I think the argument that the thread flags namespace is global is overrated. Unless the exact amount of wakeups is required, even multi-use of the same thread flag doesn't harm much, and that can be avoided.

Anyhow, I played with waking up multiple waiters using thread flags, here's some code: https://github.com/kaspar030/RIOT/tree/wq_thread_flags

edit fixed link

[derMihai]

Thanks @kaspar030 for the productive feedback. The reason I coded the linked list myself is to keep the exclusive wake functionality of the condition variable, which requires entries to be inserted at specific location based on thread priority. But here I would argue similarly as @maribu, which is: I don't actually see the need for that exclusive waking, I just wanted to keep features. Exclusive waiting is no guarantee of exclusivity, but rather a performance optimization. Without that requirement in the way, I can use the standard linked list manipulation code.

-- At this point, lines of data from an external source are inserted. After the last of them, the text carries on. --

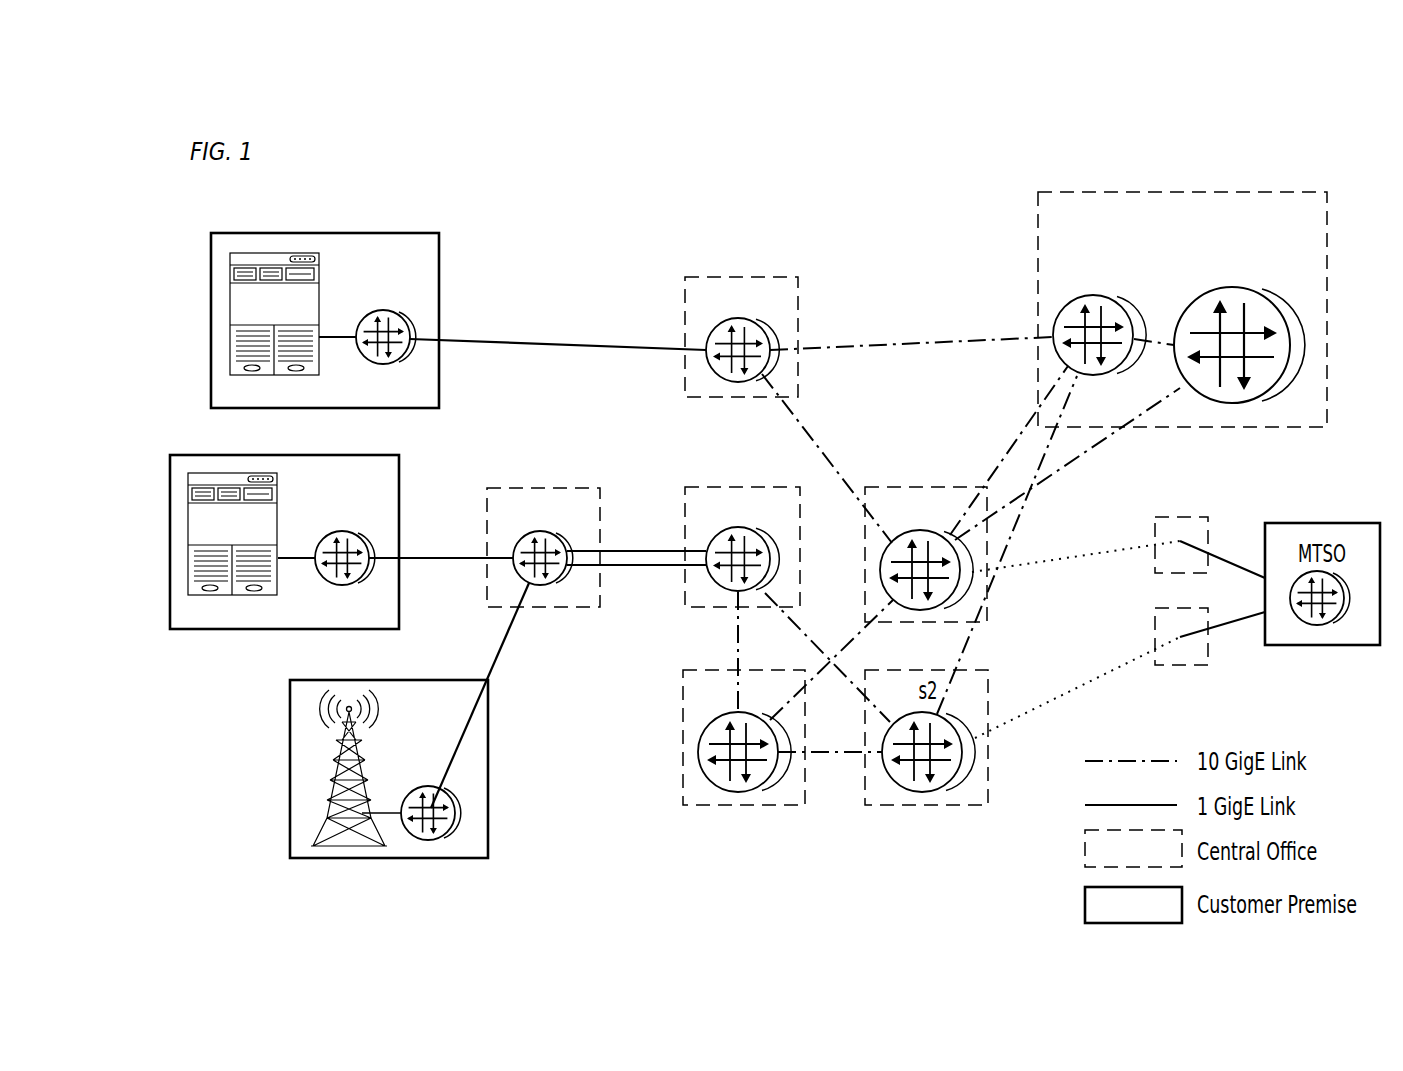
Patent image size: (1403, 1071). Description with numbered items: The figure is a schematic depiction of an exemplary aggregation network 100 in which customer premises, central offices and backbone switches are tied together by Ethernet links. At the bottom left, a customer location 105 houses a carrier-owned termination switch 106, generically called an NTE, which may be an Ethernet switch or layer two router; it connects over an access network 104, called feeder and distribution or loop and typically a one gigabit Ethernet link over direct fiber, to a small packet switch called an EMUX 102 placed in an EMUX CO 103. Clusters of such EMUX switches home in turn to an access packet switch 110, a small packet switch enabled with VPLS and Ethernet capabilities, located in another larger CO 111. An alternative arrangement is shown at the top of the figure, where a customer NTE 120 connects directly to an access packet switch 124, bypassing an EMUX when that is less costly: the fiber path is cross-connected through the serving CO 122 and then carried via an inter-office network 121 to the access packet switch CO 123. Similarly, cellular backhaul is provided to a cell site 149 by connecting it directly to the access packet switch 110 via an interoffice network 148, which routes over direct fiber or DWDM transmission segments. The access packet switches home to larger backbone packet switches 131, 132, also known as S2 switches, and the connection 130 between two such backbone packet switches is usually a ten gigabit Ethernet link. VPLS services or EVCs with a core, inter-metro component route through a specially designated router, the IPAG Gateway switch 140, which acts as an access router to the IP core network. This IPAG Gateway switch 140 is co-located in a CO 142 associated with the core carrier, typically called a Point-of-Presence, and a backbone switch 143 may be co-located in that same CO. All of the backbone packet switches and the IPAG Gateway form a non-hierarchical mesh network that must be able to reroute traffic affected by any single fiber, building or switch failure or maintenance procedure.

The network 100 is at (620, 222).
The EMUX switch 102 is at (548, 584).
The EMUX CO 103 is at (543, 547).
The access network link 104 is at (445, 558).
The customer location 105 is at (276, 526).
The NTE termination switch 106 is at (331, 584).
The access packet switch 110 is at (712, 536).
The CO 111 is at (722, 521).
The customer NTE 120 is at (410, 322).
The inter-office network 121 is at (572, 342).
The serving CO 122 is at (359, 291).
The access packet switch CO 123 is at (722, 311).
The access packet switch 124 is at (718, 326).
The connection 130 is at (857, 632).
The backbone packet switch 131 is at (907, 532).
The backbone packet switch 132 is at (736, 793).
The IPAG Gateway switch 140 is at (1291, 330).
The CO (Point-of-Presence) 142 is at (1187, 282).
The backbone switch 143 is at (1057, 318).
The interoffice network 148 is at (497, 651).
The cell site 149 is at (290, 757).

I really like your variant based on thread flags, and I even considered doing something similar at some point. I went for a new sync mechanism at the end because it's better optimized, allowed me to keep the exclusive wake feature, and mainly because I didn't know of the additional technical difficulties that @maribu pointed out (OpenOCD, FreeRTOS), which definitely are a deal breaker. If that's fine for you, I'd like to continue on top of your sketch. That would also allow the wait queue to be included optionally, as a module.

One more question: what is wrong with wrapping the waiter loop boiler plate within a macro?

[maribu]

One more question: what is wrong with wrapping the waiter loop boiler plate within a macro?

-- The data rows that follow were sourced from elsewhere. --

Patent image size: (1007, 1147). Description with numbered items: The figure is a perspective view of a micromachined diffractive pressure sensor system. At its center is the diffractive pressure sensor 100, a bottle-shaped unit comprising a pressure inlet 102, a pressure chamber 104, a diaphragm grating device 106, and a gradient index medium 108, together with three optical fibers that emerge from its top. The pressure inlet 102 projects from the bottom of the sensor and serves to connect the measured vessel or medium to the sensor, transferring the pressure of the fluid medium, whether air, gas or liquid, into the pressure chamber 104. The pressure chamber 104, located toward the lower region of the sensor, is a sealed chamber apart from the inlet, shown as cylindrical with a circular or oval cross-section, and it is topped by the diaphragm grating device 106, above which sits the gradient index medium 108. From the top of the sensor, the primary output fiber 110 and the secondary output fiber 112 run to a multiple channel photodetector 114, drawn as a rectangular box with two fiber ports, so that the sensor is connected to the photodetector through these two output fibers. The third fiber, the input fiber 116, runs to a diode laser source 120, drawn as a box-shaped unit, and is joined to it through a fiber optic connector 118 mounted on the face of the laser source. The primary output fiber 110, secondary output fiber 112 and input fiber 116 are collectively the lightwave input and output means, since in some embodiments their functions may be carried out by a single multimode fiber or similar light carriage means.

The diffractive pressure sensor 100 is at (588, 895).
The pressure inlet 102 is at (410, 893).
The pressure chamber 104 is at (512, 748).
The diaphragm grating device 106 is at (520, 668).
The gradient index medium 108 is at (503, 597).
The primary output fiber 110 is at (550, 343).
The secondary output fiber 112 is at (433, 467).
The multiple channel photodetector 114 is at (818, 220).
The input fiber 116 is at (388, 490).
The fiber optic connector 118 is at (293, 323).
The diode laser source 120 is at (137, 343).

We generally try to avoid the use of the preprocessor if the same can be done with C code instead.

If that's fine for you, I'd like to continue on top of your sketch.

Implementing the API proposed here on top of existing mechanisms is very welcome.

[kaspar030]

If that's fine for you, I'd like to continue on top of your sketch.

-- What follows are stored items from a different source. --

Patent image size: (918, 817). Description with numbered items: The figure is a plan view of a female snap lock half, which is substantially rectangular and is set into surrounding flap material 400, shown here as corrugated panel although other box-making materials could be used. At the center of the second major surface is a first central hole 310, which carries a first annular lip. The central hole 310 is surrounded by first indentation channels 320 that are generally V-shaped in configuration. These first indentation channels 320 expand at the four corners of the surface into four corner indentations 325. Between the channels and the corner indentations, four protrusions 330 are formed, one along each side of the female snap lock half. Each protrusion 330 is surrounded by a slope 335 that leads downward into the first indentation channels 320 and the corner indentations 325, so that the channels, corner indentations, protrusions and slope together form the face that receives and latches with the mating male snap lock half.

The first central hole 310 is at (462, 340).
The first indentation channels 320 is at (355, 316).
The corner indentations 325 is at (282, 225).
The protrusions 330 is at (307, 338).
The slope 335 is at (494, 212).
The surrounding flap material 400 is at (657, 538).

Sure! While writing it, I thought this is so close to thread_flags, its name should reflect that. Maybe thread_flag_group_t/attach()/detach()/...? Expect some bike shedding there.
And, maybe instead hard-coding 0x1 as thread flags, just add the mask as parameter to the wake() function?

One more question: what is wrong with wrapping the waiter loop boiler plate within a macro?

In general, style, coding conventions (somewhat), and just look at how clean the RIOT code base is without all those macros. Also, macros are often not understood by tooling.

In this specific case, nothing specific, maybe that the condition is evaluated twice. And that it just might not be needed.

[derMihai]

We generally try to avoid the use of the preprocessor if the same can be done with C code instead.

I see. The issue here is that the user will always have to write the same boilerplate, something like:

enqueue()
while (!(condition_expression)):
   wait()

dequeue()

I wanted all this to be something like queue_wait(condition_expression). This cannot be wrapped by a function because condition expression is well... an expression and we can't pass that to a function.

What I can do instead is to provide this functions als public API, and a macro as a shorthand.

Sure! While writing it, I thought this is so close to thread_flags, its name should reflect that. Maybe thread_flag_group_t/attach()/detach()/...? Expect some bike shedding there.

@kaspar030 I have no preference on where to put the code and how to name the API, I'll follow your suggestion.

[..] maybe that the condition is evaluated twice. And that it just might not be needed.

Probably not needed, which is also why I made that early check a macro that can be turned off. I'll leave it out.

[kaspar030]

I see. The issue here is that the user will always have to write the same boilerplate, something like:

Yeah, that's life for C programmers.

Do you have an actual use case? Is that more like one-off functions as in wait_for_critical_value(){} in the PR description? Or do you have multiple classic waiting-in-a-loop threads?

I'd much prefer if this would turn into a helper around thread flags (basically just adding the attach()/detach() functionality), as it would then compose with msg, mbox, events and timers (timeouts).